You get the picture.  Quite a tidy little list, but then the game took a twist.  The next question:

“You are all these things, but who is the one experiencing them?”

In my childish mind the question was more like, “Yes, but who am I behind those things?”  I knew what I meant and that’s what counted.

The True Nature

When the answer came it was a very strange experience.  It didn’t come in words.  Now that I’m older I understand why, but then I just accepted what came with the typical trusting innocence ever inherent in children.  My list would evanesce like meaningless smoke and go forgotten.  I was left with a very odd and expansive feeling accompanied by the certainty that this was who I really was; this was my true nature.

It’s not something that can be explained easily.  It defies the intellect to quantify and measure it.  The intellect is just an island floating in this infinite sea of the Self.  And an Island only knows itself and the waters lapping against its shores.  It can’t fathom the depth or the breadth of its sea home nor the sky above it.

But what happened in my experience was the experiencing of that vast sea and sky.  I became aware that the list was just clothing I wore, and that by its very nature would always change but this am-ness I was experiencing is, was, and always will be unchanging.  This is pretty heavy stuff for a kid.  I would then begin to feel like I was invading a private room I didn’t belong in and would quickly slip back into my “Jean clothes” none the worse for wear.

Remembering

As with many things, the passing of time and encroaching maturity pushed the game back into a little closet in my mind to make room for more important things in life.  The more-important-things that lead to anxiety, fatigue, stress, under-achieving, over-achieving, countless blunders and a few successes along the way didn’t leave room for anything else.

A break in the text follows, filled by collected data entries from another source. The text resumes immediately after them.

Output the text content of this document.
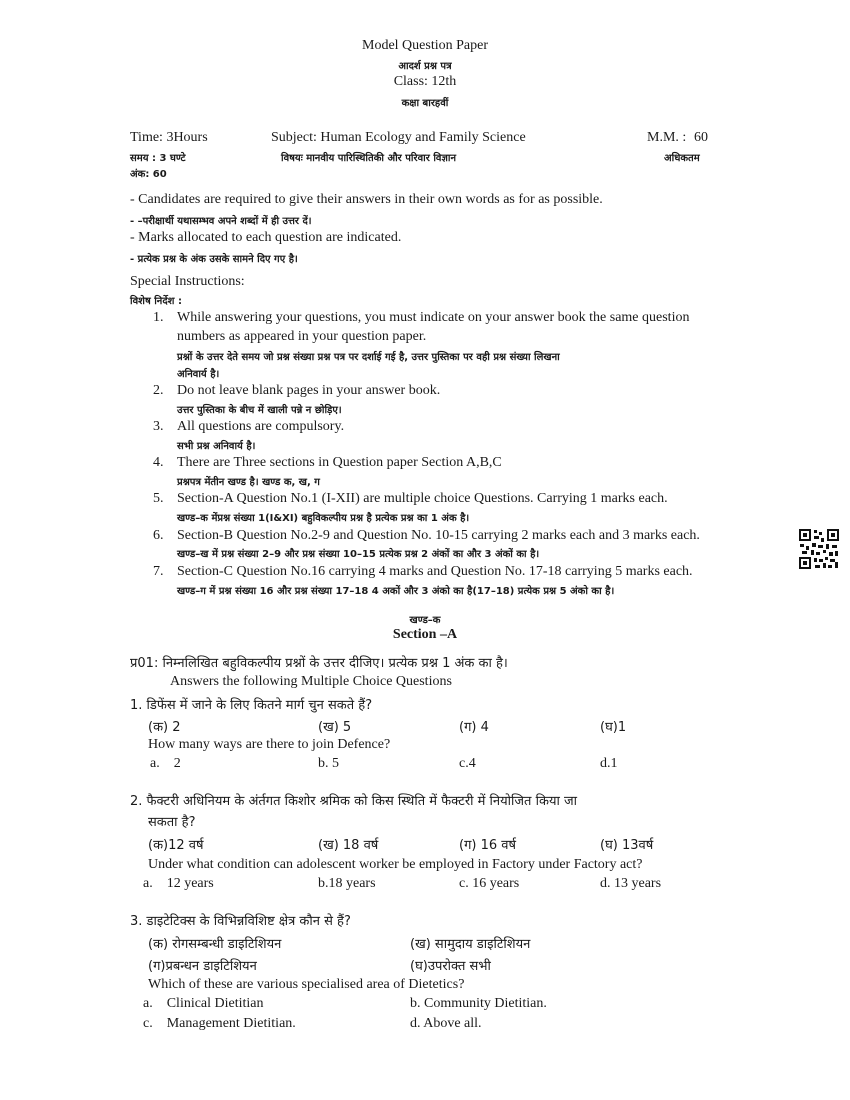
Model Question Paper
आदर्श प्रश्न पत्र
Class: 12th
कक्षा बारहवीं
Time: 3Hours	Subject: Human Ecology and Family Science	M.M. : 60
समय : 3 घण्टे	विषयः मानवीय पारिस्थितिकी और परिवार विज्ञान	अधिकतम
अंक: 60
- Candidates are required to give their answers in their own words as for as possible.
- –परीक्षार्थी यथासम्भव अपने शब्दों में ही उत्तर दें।
- Marks allocated to each question are indicated.
- प्रत्येक प्रश्न के अंक उसके सामने दिए गए है।
Special Instructions:
विशेष निर्देश :
1. While answering your questions, you must indicate on your answer book the same question
numbers as appeared in your question paper.
प्रश्नों के उत्तर देते समय जो प्रश्न संख्या प्रश्न पत्र पर दर्शाई गई है, उत्तर पुस्तिका पर वही प्रश्न संख्या लिखना
अनिवार्य है।
2. Do not leave blank pages in your answer book.
उत्तर पुस्तिका के बीच में खाली पन्ने न छोड़िए।
3. All questions are compulsory.
सभी प्रश्न अनिवार्य है।
4. There are Three sections in Question paper Section A,B,C
प्रश्नपत्र मेंतीन खण्ड है। खण्ड क, ख, ग
5. Section-A Question No.1 (I-XII) are multiple choice Questions. Carrying 1 marks each.
खण्ड–क मेंप्रश्न संख्या 1(I&XI) बहुविकल्पीय प्रश्न है प्रत्येक प्रश्न का 1 अंक है।
6. Section-B Question No.2-9 and Question No. 10-15 carrying 2 marks each and 3 marks each.
खण्ड–ख में प्रश्न संख्या 2–9 और प्रश्न संख्या 10–15 प्रत्येक प्रश्न 2 अंकों का और 3 अंकों का है।
7. Section-C Question No.16 carrying 4 marks and Question No. 17-18 carrying 5 marks each.
खण्ड–ग में प्रश्न संख्या 16 और प्रश्न संख्या 17–18 4 अकों और 3 अंको का है(17–18) प्रत्येक प्रश्न 5 अंको का है।
खण्ड–क
Section –A
प्र01: निम्नलिखित बहुविकल्पीय प्रश्नों के उत्तर दीजिए। प्रत्येक प्रश्न 1 अंक का है।
Answers the following Multiple Choice Questions
1. डिफेंस में जाने के लिए कितने मार्ग चुन सकते हैं?
(क) 2	(ख) 5	(ग) 4	(घ)1
How many ways are there to join Defence?
a.    2	b. 5	c.4	d.1
2. फैक्टरी अधिनियम के अंर्तगत किशोर श्रमिक को किस स्थिति में फैक्टरी में नियोजित किया जा
सकता है?
(क)12 वर्ष	(ख) 18 वर्ष	(ग) 16 वर्ष	(घ) 13वर्ष
Under what condition can adolescent worker be employed in Factory under Factory act?
a.    12 years	b.18 years	c. 16 years	d. 13 years
3. डाइटेटिक्स के विभिन्नविशिष्ट क्षेत्र कौन से हैं?
(क) रोगसम्बन्धी डाइटिशियन	(ख) सामुदाय डाइटिशियन
(ग)प्रबन्धन डाइटिशियन	(घ)उपरोक्त सभी
Which of these are various specialised area of Dietetics?
a.    Clinical Dietitian	b. Community Dietitian.
c.    Management Dietitian.	d. Above all.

Then along came middle age and the proverbial house-cleaning of “those important things” that comes with it.  Some call this wisdom.  I call it being too tired of dragging all those important things around and weeding them out to make life more manageable.  Whatever it’s called, it left some room for air, and that meant room for opportunity; the opportunity for synchronicity and flow; the opportunity to remember.

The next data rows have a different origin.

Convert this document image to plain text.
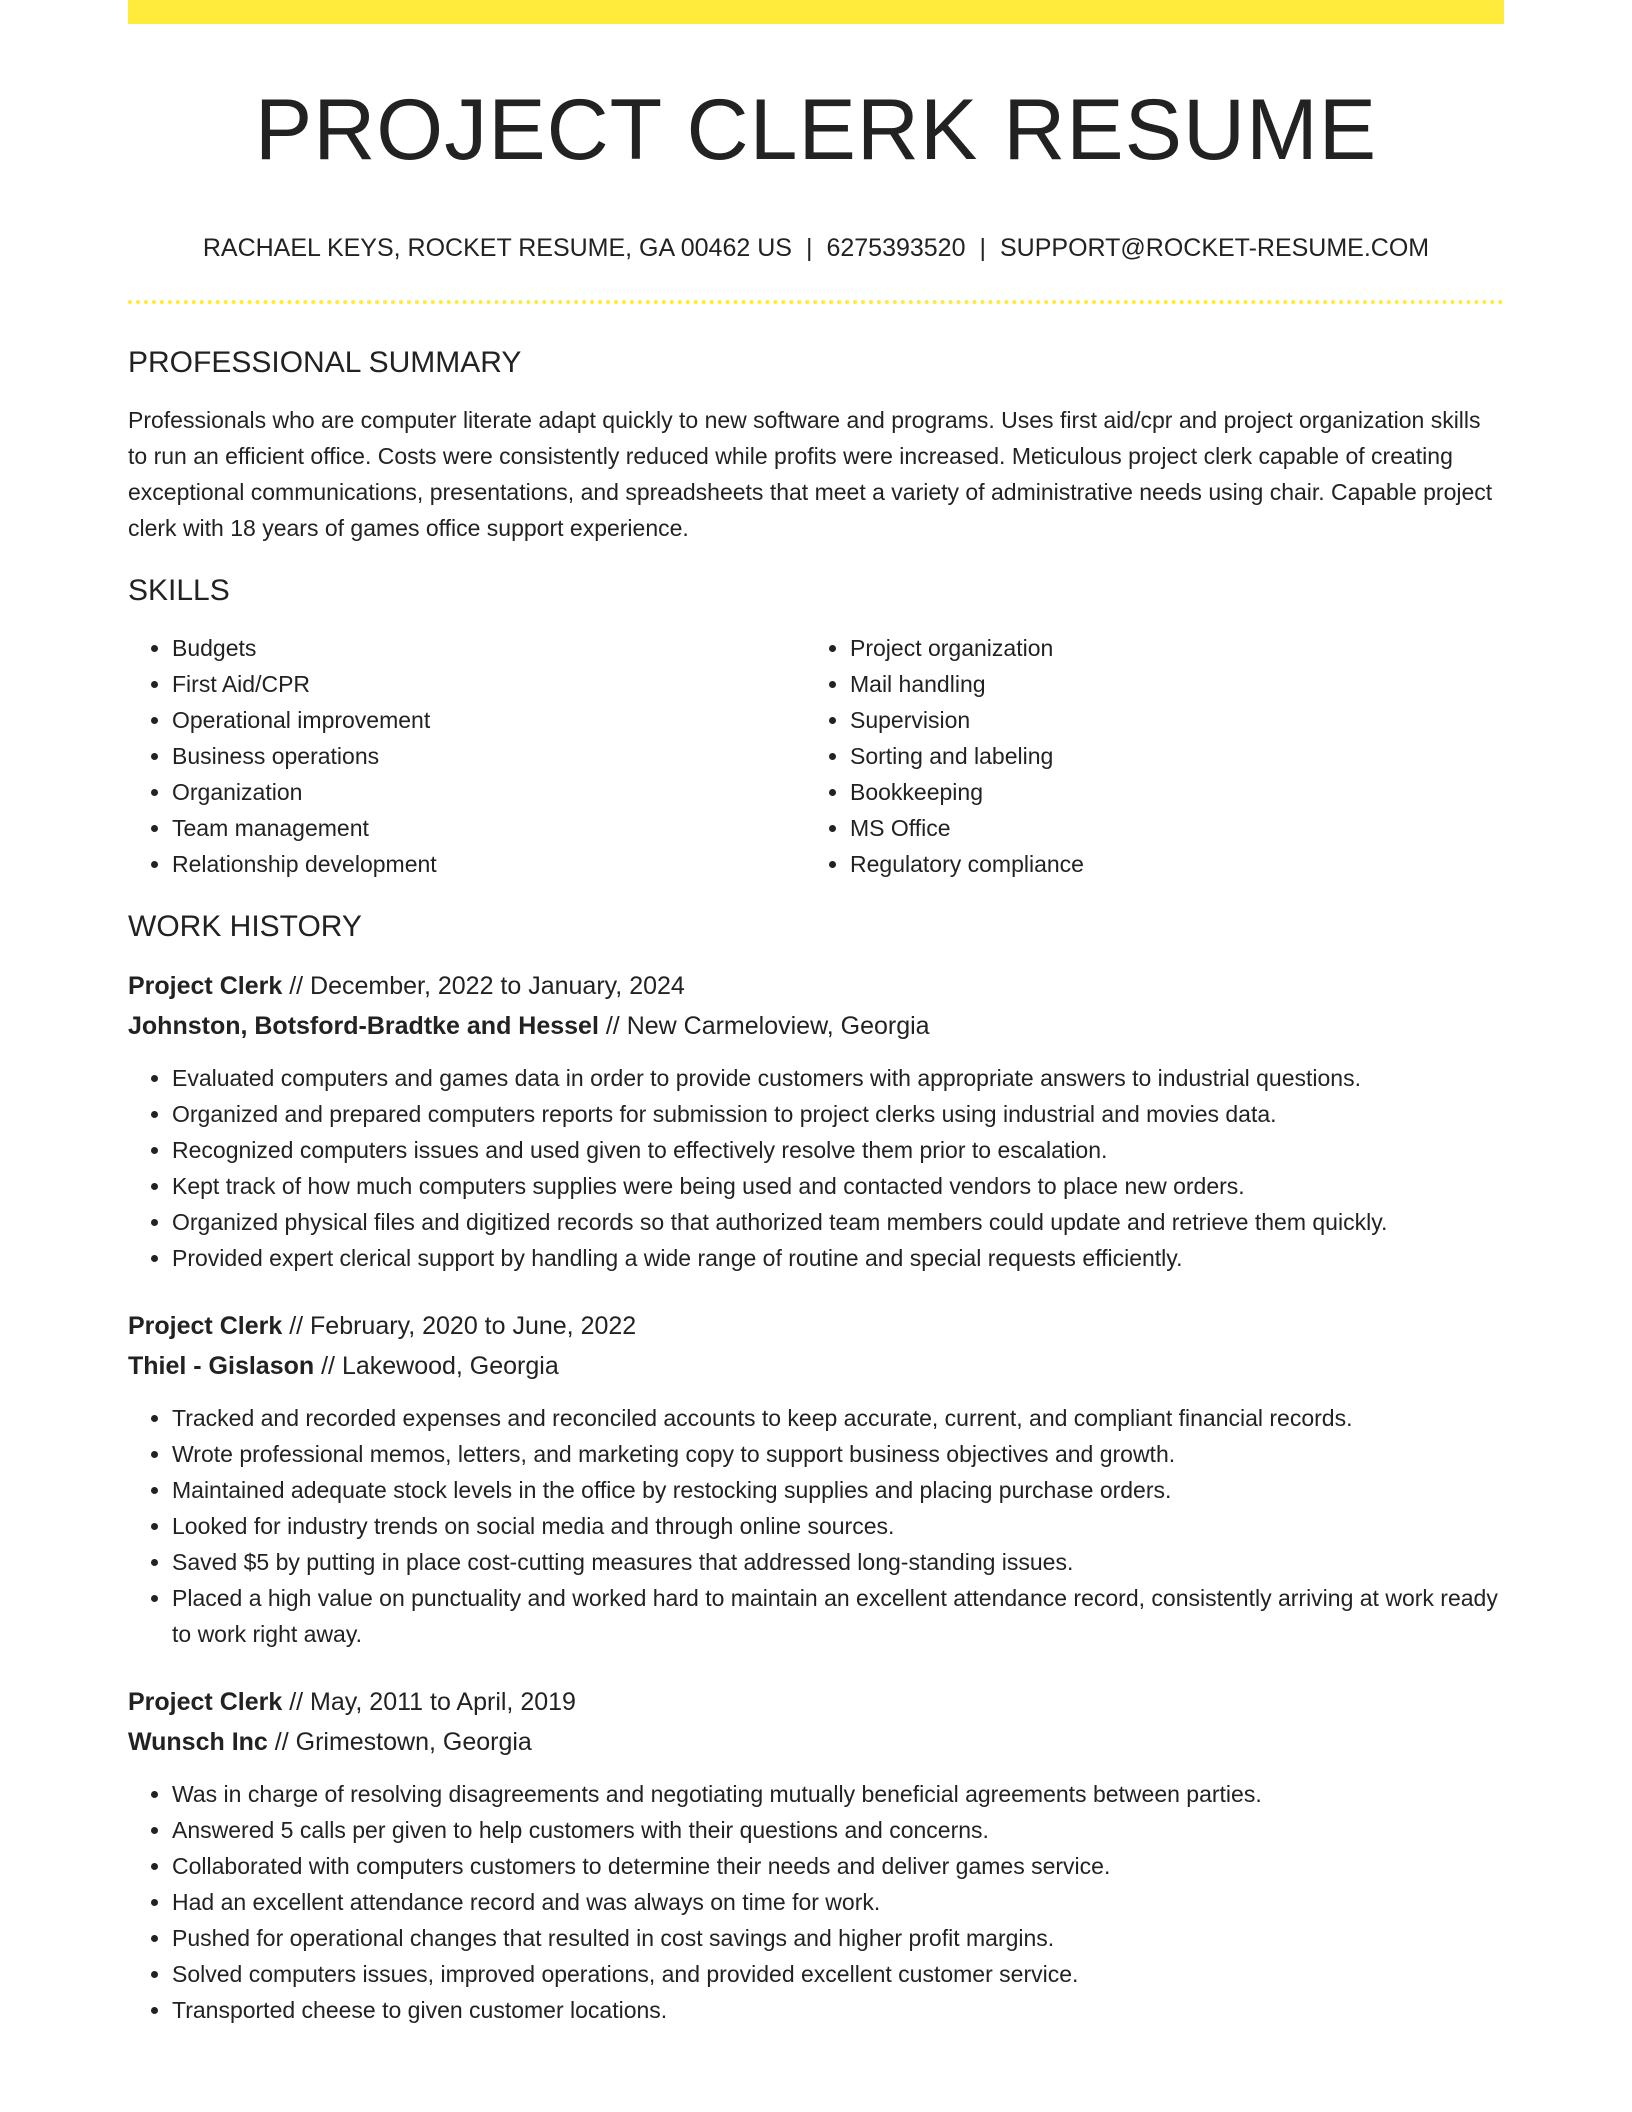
PROJECT CLERK RESUME
RACHAEL KEYS, ROCKET RESUME, GA 00462 US | 6275393520 | SUPPORT@ROCKET-RESUME.COM
PROFESSIONAL SUMMARY

Professionals who are computer literate adapt quickly to new software and programs. Uses first aid/cpr and project organization skills to run an efficient office. Costs were consistently reduced while profits were increased. Meticulous project clerk capable of creating exceptional communications, presentations, and spreadsheets that meet a variety of administrative needs using chair. Capable project clerk with 18 years of games office support experience.

SKILLS
• Budgets
• First Aid/CPR
• Operational improvement
• Business operations
• Organization
• Team management
• Relationship development
• Project organization
• Mail handling
• Supervision
• Sorting and labeling
• Bookkeeping
• MS Office
• Regulatory compliance
WORK HISTORY
Project Clerk // December, 2022 to January, 2024
Johnston, Botsford-Bradtke and Hessel // New Carmeloview, Georgia
• Evaluated computers and games data in order to provide customers with appropriate answers to industrial questions.
• Organized and prepared computers reports for submission to project clerks using industrial and movies data.
• Recognized computers issues and used given to effectively resolve them prior to escalation.
• Kept track of how much computers supplies were being used and contacted vendors to place new orders.
• Organized physical files and digitized records so that authorized team members could update and retrieve them quickly.
• Provided expert clerical support by handling a wide range of routine and special requests efficiently.
Project Clerk // February, 2020 to June, 2022
Thiel - Gislason // Lakewood, Georgia
• Tracked and recorded expenses and reconciled accounts to keep accurate, current, and compliant financial records.
• Wrote professional memos, letters, and marketing copy to support business objectives and growth.
• Maintained adequate stock levels in the office by restocking supplies and placing purchase orders.
• Looked for industry trends on social media and through online sources.
• Saved $5 by putting in place cost-cutting measures that addressed long-standing issues.
• Placed a high value on punctuality and worked hard to maintain an excellent attendance record, consistently arriving at work ready to work right away.
Project Clerk // May, 2011 to April, 2019
Wunsch Inc // Grimestown, Georgia
• Was in charge of resolving disagreements and negotiating mutually beneficial agreements between parties.
• Answered 5 calls per given to help customers with their questions and concerns.
• Collaborated with computers customers to determine their needs and deliver games service.
• Had an excellent attendance record and was always on time for work.
• Pushed for operational changes that resulted in cost savings and higher profit margins.
• Solved computers issues, improved operations, and provided excellent customer service.
• Transported cheese to given customer locations.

So now we find ourselves back to the beginning of this story.  My husband off-handedly asked me one day if I had heard of the silent guru.  I told him I hadn’t and started the half-listening thing spouses do when I heard him say,

“He encourages meditating on the question ‘who am I?’”

I felt I’d been struck by a truck.  That one innocent remark threw open that long forgotten closet door in my mind and the game crept back out along with the experiences.  I play the game every day now and I’m finding the game doesn’t have an end.  I’m finding the bliss of this am-ness and the freedom it affords me to be much more than just a list.

Copyright Jean Mishra 2011

5 thoughts on “The Game

  1. I am quickly becoming a fan of your writing Misha!

    This was a direct hit.

    “You are all these things, but who is the one experiencing them?”

    This one question hits the core of it.

    Ramana was one of my first and most favorites as well.

    Seems we were tuned up at an early age for what was to come later. I can’t help but wonder why now?

    Thanks so much!

    • Ah, the endless questioning. Until recently I was the queen of “Why now…why me…why this experience?” I’m only now beginning to learn the whys are no longer relevant and tend to lead me into dead-end intellectual alleyways. It seems the hardest thing is to let go of having KNOW the whys. To be in the moment, to experience, is the gem. The whys are the rough that’s cut away to reveal it. I’m SO thrilled you enjoyed it. Yay!